The Coronavirus pandemic pushed many legacy consumer products companies to fast-forward their e-commerce strategy and Ahemdabad-headquartered Adani Wilmar is no exception. In an inflationary environment where margins are under immense pressure, Adani Wilmar, like its peers, is also embarking on a premium direct-to-consumer play, which will give the FMCG major higher margins. It is shortly going to launch ready-to-cook biryani, poha and khichdi. “We will give you the basmati rice along with choice of masalas and spices (which could be dum biryani or hyderabadi biryani) and all that you have to do is add them to the rice and cook,” explains Angshu Mallick, MD and CEO, Adani Wilmar.

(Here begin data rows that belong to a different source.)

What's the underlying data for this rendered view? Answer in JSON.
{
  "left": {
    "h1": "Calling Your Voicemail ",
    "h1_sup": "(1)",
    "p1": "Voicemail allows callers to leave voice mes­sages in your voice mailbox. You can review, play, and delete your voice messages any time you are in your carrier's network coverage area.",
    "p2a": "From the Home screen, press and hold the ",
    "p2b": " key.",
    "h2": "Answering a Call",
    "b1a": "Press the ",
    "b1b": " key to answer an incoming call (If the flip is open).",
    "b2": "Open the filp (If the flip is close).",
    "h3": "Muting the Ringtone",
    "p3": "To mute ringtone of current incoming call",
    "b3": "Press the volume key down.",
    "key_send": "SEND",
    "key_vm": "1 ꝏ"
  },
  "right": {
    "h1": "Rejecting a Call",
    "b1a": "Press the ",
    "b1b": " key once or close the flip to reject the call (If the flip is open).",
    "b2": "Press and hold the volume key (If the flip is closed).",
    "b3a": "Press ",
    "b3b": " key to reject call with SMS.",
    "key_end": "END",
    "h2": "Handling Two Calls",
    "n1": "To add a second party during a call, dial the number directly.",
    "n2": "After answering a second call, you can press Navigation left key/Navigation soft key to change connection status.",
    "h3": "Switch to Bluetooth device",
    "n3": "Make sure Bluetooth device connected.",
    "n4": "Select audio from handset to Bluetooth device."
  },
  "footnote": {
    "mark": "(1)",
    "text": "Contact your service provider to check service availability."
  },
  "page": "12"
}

Poha would also be launched in variants such as Indori poha, while the khichdi mixes would come in variants such as Bengal’s bhog khichdi, a pav bhaji variant to tickle the taste buds of the people of Maharashtra, Punjabi khichdi, as well as Mexican salsa khichdi, which according to Mallick, would target the millennials.

“Our intent is to make khichdi interesting and nutritious. All our ready-to-cook products would also be enriched with ingredients such as ragi, sesame seed, flax seed and millets,” says Mallick, who expects over 70% of its premium portfolio revenue to come from its portal, The ready-to-cook products will also be available in modern trade.

The direct-to-consumer will help the company cross-promote its entire basket of products, adds Mallick. “If you buy my khichdi mix, I can encourage you to buy basmati rice too. I can also give you besan for free. However, D2C currently is very small, but it is promising. It is going to change the way we buy our groceries.”

When the pandemic first derailed daily life in 2020, the FMCG major started taking orders through its website and delivered its entire basket of products at residential complexes. It also launched Fortune Business, an app which enabled retailers to order merchandise directly. Since then Fortune Business has over 25,000 downloads, while the consumer app has 10,000 downloads. “Our e-commerce business contributes around 12%-15%; in categories such as food it is over 25%,” says Mallick.

The ₹37,000-crore FMCG major is all set for an IPO, and is looking to raise ₹4,500 crore, which according to Mallick would be largely used for capacity building. As a mass FMCG company, the plan is to focus largely on agriculture-led staples such as edible oil, flour, rice, sugar and pulses. “We will grow the pie and it’s our goal to be among the top three in anything that we do. The five categories are more than 300 million metric tonnes. We want to be first masters in basic. If you say dal, it has to be the best-quality chana dal. Once that is done I could foray into chana snacks or ready-to-cook products also,” explains Mallick.

He is especially excited about atta, which he says is the fastest-growing food FMCG product in the country. “In spite of Ashirvaad being around for many years, there hasn’t been a formidable second player, with nationwide scale. Chakki atta is a 45-million-metric-tonne opportunity, as opposed to edible oil, which is a 22-million-tonne market opportunity. Only 15% of the atta market is organised. We entered this space two years ago and have already gained 5-6% market share.”

Covid-19 and health concerns have dramatically increased the preference for packaged food, including packaged staples, not just in urban India but in rural markets too. Mallick believes the company’s focus on capacity building will not just enable scale, but also result in improving quality. “When we started oil we started with 600 million tonnes, but within a year we expanded to 1,600 million metric tonnes. If you set up such a large capacity, you will obviously invest in good packaging, processes, technology, good quality products and value addition and that is what will make a difference.”

Scale will also help to offer competitive pricing. “Small-town consumers are asking for packaged products, and whichever company comes up with a value-for-money proposition they will opt for those products. Capacity building will help us achieve that target.” The ₹4,500-crore IPO will enable Adani Wilmar double its manufacturing capacity, says Mallick.